– Но я и не сказал, что надежда есть. Послушай, Александра. У меня есть несколько предположений относительно того, как можно помочь вашему Истомину. Но это серьезные ритуалы. Это магия крови. И, соответственно, это всегда огромный риск, потому что подобные расклады – это исключительно о рисках и непредсказуемых последствиях. Валентина ведь говорила вам о том, как работает эта часть Сказки?
Саша помнила лекции Валентины, Саша вообще помнила об этом мире существенно больше, чем ей бы хотелось. Неважно, сколько она пыталась увернуться от обязанности учиться. И сейчас – сейчас дышать было нечем, а в ушах стучало. Мысли путались. Она чувствовала только его присутствие, бесконечно прохладное, стабилизирующее, она сама себе казалась неуместным лесным пожаром посреди зимней ночи, и откуда взялся только? Свет от лампочки в торшере моргнул и потянулся к ней.
– Но теоретически, подчеркиваю: теоретически, это может сработать?
В эту секунду он все-таки выглядел впечатленным. Саша хотела спрятаться, не смотреть на него, смотреть на свои руки или, черт знает, на Волгу в окне. Неважно. Но смотрела прямо Ною в лицо, ожидая хоть слова, хоть намека. Подтверждения.
– Теоретически, Александра, сработать может и горчичник, если ты приложишь его к правильному месту на Григории. Но я не теоретик, я практик. И с этой точки зрения я скажу, что вероятность успеха – процентов пять. Я бы, скорее, поставил на то, что это убьет его или необратимо изменит, и далеко не в том ключе, в котором тебе хотелось бы.
Саша взорвалась, ее голос звенел, ударялся о потолок и рикошетил от стен, возвращался к ней, и она не знала, что оружием может быть даже собственный голос:
– Да что вы мне про свои практики! Пять процентов. Пять! Это же так много. Это больше, чем у него когда-либо было! Все они. Слышите? Все: эти московские претенциозные стервы в шалях и цветастых платках, эти шаманы – все они твердят одно и то же! Что надежды нет. Никакой. Вы говорите – пять процентов. Пять процентов, что он не умрет. Это…

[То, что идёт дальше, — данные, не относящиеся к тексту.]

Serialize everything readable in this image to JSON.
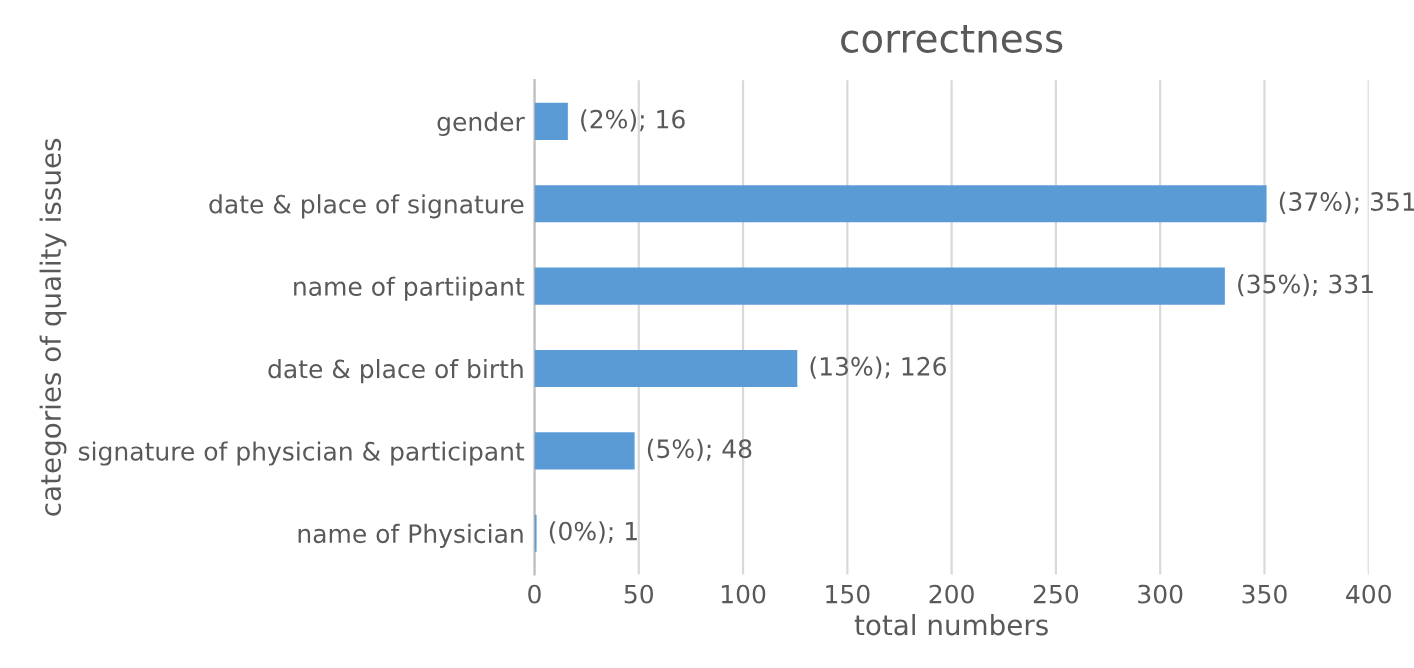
{
  "chart_data": {
    "type": "bar",
    "orientation": "horizontal",
    "title": "correctness",
    "xlabel": "total numbers",
    "ylabel": "categories of quality issues",
    "categories": [
      "gender",
      "date & place of signature",
      "name of partiipant",
      "date & place of birth",
      "signature of physician & participant",
      "name of Physician"
    ],
    "values": [
      16,
      351,
      331,
      126,
      48,
      1
    ],
    "value_labels": [
      "(2%); 16",
      "(37%); 351",
      "(35%); 331",
      "(13%); 126",
      "(5%); 48",
      "(0%); 1"
    ],
    "color": "#5b9bd5",
    "xlim": [
      0,
      400
    ],
    "xticks": [
      0,
      50,
      100,
      150,
      200,
      250,
      300,
      350,
      400
    ],
    "grid": "x",
    "legend": false
  }
}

Саша не верила, что он знает, что такое жалость. Она сама не знала ее, если Саша что и знала, так это то, что жалость не поможет ни тебе, ни другому человеку. Это всего лишь кривая цепочка с гнутыми звеньями. Свяжет вас. И пользы не принесет. И разомкнуть ее вот так запросто не получится. Нет. Ной ее не жалел. Но смотрел долго, со значением, Саша видела себя в его голубом глазу, она в нем будто застыла, такая маленькая и такая отчаянная, в черном глазу по-прежнему не было ничего, замечательная бархатная пустота. Нет, он не жалел ее совершенно точно.

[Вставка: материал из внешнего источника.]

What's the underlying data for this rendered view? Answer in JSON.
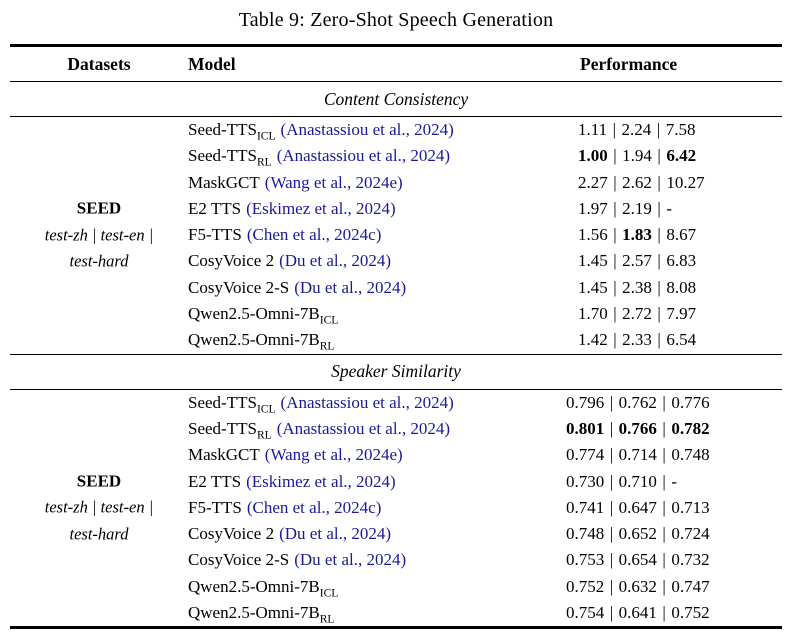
{
  "title": "Table 9: Zero-Shot Speech Generation",
  "sep": "|",
  "colors": {
    "citation_blue": "#1a1a99",
    "text_black": "#000000",
    "rule_black": "#000000"
  },
  "columns": [
    "Datasets",
    "Model",
    "Performance"
  ],
  "dataset": {
    "name": "SEED",
    "line2": "test-zh | test-en |",
    "line3": "test-hard"
  },
  "sections": [
    {
      "heading": "Content Consistency",
      "rows": [
        {
          "model": "Seed-TTS",
          "sub": "ICL",
          "citation": "(Anastassiou et al., 2024)",
          "values": [
            "1.11",
            "2.24",
            "7.58"
          ],
          "bold": [
            false,
            false,
            false
          ]
        },
        {
          "model": "Seed-TTS",
          "sub": "RL",
          "citation": "(Anastassiou et al., 2024)",
          "values": [
            "1.00",
            "1.94",
            "6.42"
          ],
          "bold": [
            true,
            false,
            true
          ]
        },
        {
          "model": "MaskGCT",
          "sub": "",
          "citation": "(Wang et al., 2024e)",
          "values": [
            "2.27",
            "2.62",
            "10.27"
          ],
          "bold": [
            false,
            false,
            false
          ]
        },
        {
          "model": "E2 TTS",
          "sub": "",
          "citation": "(Eskimez et al., 2024)",
          "values": [
            "1.97",
            "2.19",
            "-"
          ],
          "bold": [
            false,
            false,
            false
          ]
        },
        {
          "model": "F5-TTS",
          "sub": "",
          "citation": "(Chen et al., 2024c)",
          "values": [
            "1.56",
            "1.83",
            "8.67"
          ],
          "bold": [
            false,
            true,
            false
          ]
        },
        {
          "model": "CosyVoice 2",
          "sub": "",
          "citation": "(Du et al., 2024)",
          "values": [
            "1.45",
            "2.57",
            "6.83"
          ],
          "bold": [
            false,
            false,
            false
          ]
        },
        {
          "model": "CosyVoice 2-S",
          "sub": "",
          "citation": "(Du et al., 2024)",
          "values": [
            "1.45",
            "2.38",
            "8.08"
          ],
          "bold": [
            false,
            false,
            false
          ]
        },
        {
          "model": "Qwen2.5-Omni-7B",
          "sub": "ICL",
          "citation": "",
          "values": [
            "1.70",
            "2.72",
            "7.97"
          ],
          "bold": [
            false,
            false,
            false
          ]
        },
        {
          "model": "Qwen2.5-Omni-7B",
          "sub": "RL",
          "citation": "",
          "values": [
            "1.42",
            "2.33",
            "6.54"
          ],
          "bold": [
            false,
            false,
            false
          ]
        }
      ]
    },
    {
      "heading": "Speaker Similarity",
      "rows": [
        {
          "model": "Seed-TTS",
          "sub": "ICL",
          "citation": "(Anastassiou et al., 2024)",
          "values": [
            "0.796",
            "0.762",
            "0.776"
          ],
          "bold": [
            false,
            false,
            false
          ]
        },
        {
          "model": "Seed-TTS",
          "sub": "RL",
          "citation": "(Anastassiou et al., 2024)",
          "values": [
            "0.801",
            "0.766",
            "0.782"
          ],
          "bold": [
            true,
            true,
            true
          ]
        },
        {
          "model": "MaskGCT",
          "sub": "",
          "citation": "(Wang et al., 2024e)",
          "values": [
            "0.774",
            "0.714",
            "0.748"
          ],
          "bold": [
            false,
            false,
            false
          ]
        },
        {
          "model": "E2 TTS",
          "sub": "",
          "citation": "(Eskimez et al., 2024)",
          "values": [
            "0.730",
            "0.710",
            "-"
          ],
          "bold": [
            false,
            false,
            false
          ]
        },
        {
          "model": "F5-TTS",
          "sub": "",
          "citation": "(Chen et al., 2024c)",
          "values": [
            "0.741",
            "0.647",
            "0.713"
          ],
          "bold": [
            false,
            false,
            false
          ]
        },
        {
          "model": "CosyVoice 2",
          "sub": "",
          "citation": "(Du et al., 2024)",
          "values": [
            "0.748",
            "0.652",
            "0.724"
          ],
          "bold": [
            false,
            false,
            false
          ]
        },
        {
          "model": "CosyVoice 2-S",
          "sub": "",
          "citation": "(Du et al., 2024)",
          "values": [
            "0.753",
            "0.654",
            "0.732"
          ],
          "bold": [
            false,
            false,
            false
          ]
        },
        {
          "model": "Qwen2.5-Omni-7B",
          "sub": "ICL",
          "citation": "",
          "values": [
            "0.752",
            "0.632",
            "0.747"
          ],
          "bold": [
            false,
            false,
            false
          ]
        },
        {
          "model": "Qwen2.5-Omni-7B",
          "sub": "RL",
          "citation": "",
          "values": [
            "0.754",
            "0.641",
            "0.752"
          ],
          "bold": [
            false,
            false,
            false
          ]
        }
      ]
    }
  ]
}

– Иногда магия такого рода работает так, что лучше бы ты позволила умереть ему, ты знаешь? Мучает так, что они умирают раньше срока, просто потому, что это так невыносимо больно. Играет с разумом. Стирает границы. Он может и не узнать тебя после. И ты можешь не узнать его.
Саша не хотела слушать его дальше, слушать его становилось больно, просто невыносимо, она сердито кусала губу до тех пор, пока не почувствовала кровавый привкус на языке.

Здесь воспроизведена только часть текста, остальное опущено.